I have stated the sum of the sum of the series (by geometric series) which is $$S_n= \frac{z(1-z^n)}{1-z}$$
I am trying to prove the second part of the question. However, I am unable to reach to the form required. Here is what I have done,
$\cos\theta + \cos2\theta + ... + \cos n\theta = \sum Re(z^n)$. So,
$$\begin{align} Re\{S_n\} & = Re \{\frac{z(1-z^n)}{1-z}\} \\ & = Re \{\frac{z^{\frac{1}{2}}-z^{n+\frac{1}{2}}}{z^{-\frac{1} {2}}+z^\frac{1}{2}}\} \\ & = Re \{\frac{z^{\frac{1}{2}}-z^{n+\frac{1}{2}}}{-2isin\frac{1}{2}\theta}\}\\ & = Re \{\frac{\cos\frac{1}{2}\theta + i\sin\frac{1}{2}\theta - \cos(n+\frac{1}{2})\theta - i\sin(n+\frac{1}{2})\theta}{-2i\sin\frac{1}{2}\theta}\}\\ & = Re \{\frac{\cos(n+\frac{1}{2})\theta - \cos\frac{1}{2}\theta + i\sin(n+\frac{1}{2})\theta - i\sin\frac{1}{2}\theta }{2i\sin\frac{1}{2}\theta}\}\\ & = Re \{\frac{-i\sin\frac{1}{2}\theta (\cos(n+\frac{1}{2})\theta) -i\sin\frac{1}{2}\theta(\cos\frac{1}{2}\theta) + \sin\frac{1}{2}\theta \sin(n+\frac{1}{2})\theta - \sin(\frac{1}{2})^2\theta }{2\sin\frac{1}{2}\theta}\}\\ & = \frac{\sin\frac{1}{2}\theta \sin(n+\frac{1}{2})\theta - \sin(\frac{1}{2})^2\theta }{2\sin\frac{1}{2}\theta}\\ & = \frac{ \sin(n+\frac{1}{2})\theta - \sin(\frac{1}{2})\theta }{2}\\ & = \frac{ \sin(n\theta)\cos\frac{1}{2}\theta + \cos(n\theta)\sin\frac{1}{2}\theta - \sin(\frac{1}{2})\theta }{2}\\ \end{align}$$
I have corrected my mistake at the answers section.
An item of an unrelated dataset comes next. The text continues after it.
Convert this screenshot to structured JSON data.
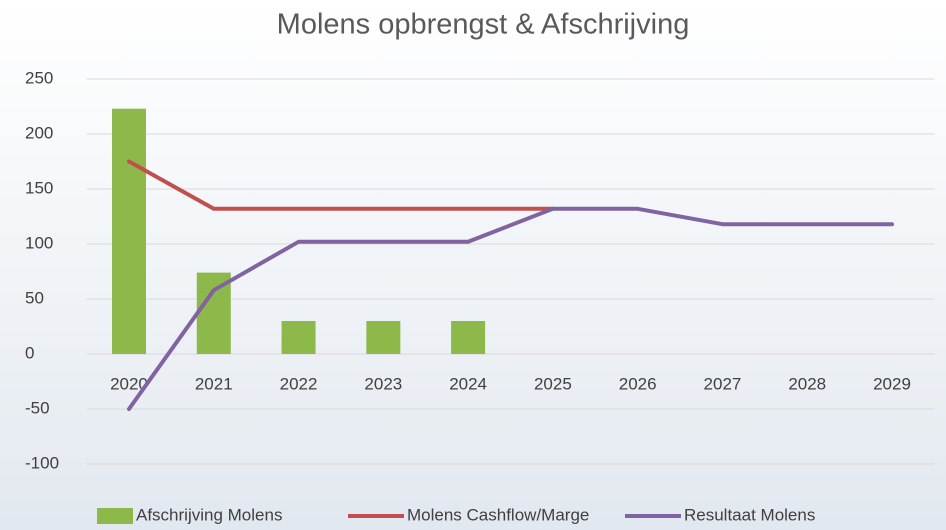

What was wrong: I multiplied the numerator with $ i\sin\frac{1}{2}\theta$ when it could have just been $i$. I have done the correction below.
$$\begin{align} Re\{S_n\} & = Re \{\frac{z(1-z^n)}{1-z}\} \\ & ...\\ & = Re \{\frac{\cos(n+\frac{1}{2})\theta - \cos\frac{1}{2}\theta + i\sin(n+\frac{1}{2})\theta - i\sin\frac{1}{2}\theta }{2i\sin\frac{1}{2}\theta}\}\\ & = Re \{\frac{-i(\cos(n+\frac{1}{2})\theta) -i(\cos\frac{1}{2}\theta) + \sin(n+\frac{1}{2})\theta - \sin(\frac{1}{2})\theta }{2\sin\frac{1}{2}\theta}\}\\ & = \frac{ \sin(n+\frac{1}{2})\theta - \sin(\frac{1}{2})\theta }{2\sin\frac{1}{2}\theta}\\ & = \frac{ \sin(n\theta)\cos\frac{1}{2}\theta + \cos(n\theta)\sin\frac{1}{2}\theta - \sin\frac{1}{2}\theta }{2\sin\frac{1}{2}\theta}\\ & = \frac{ 2\sin(\frac{1}{2}n\theta)\cos(\frac{1}{2}n)\theta\cos\frac{1}{2}\theta + (1 - 2\sin^2(\frac{1}{2}n\theta))\sin\frac{1}{2}\theta - \sin\frac{1}{2}\theta }{2\sin\frac{1}{2}\theta}\\ & = \frac{ 2\sin(\frac{1}{2}n\theta)\cdot(\cos(\frac{1}{2}n\theta )\cos\frac{1}{2}\theta + \sin(\frac{1}{2}n\theta)\sin\frac{1}{2}\theta) }{2\sin\frac{1}{2}\theta}\\ & = \frac{ \sin(\frac{1}{2}n\theta)\cdot\cos\frac{1}{2}(n+1)\theta }{\sin\frac{1}{2}\theta}\\ \end{align}$$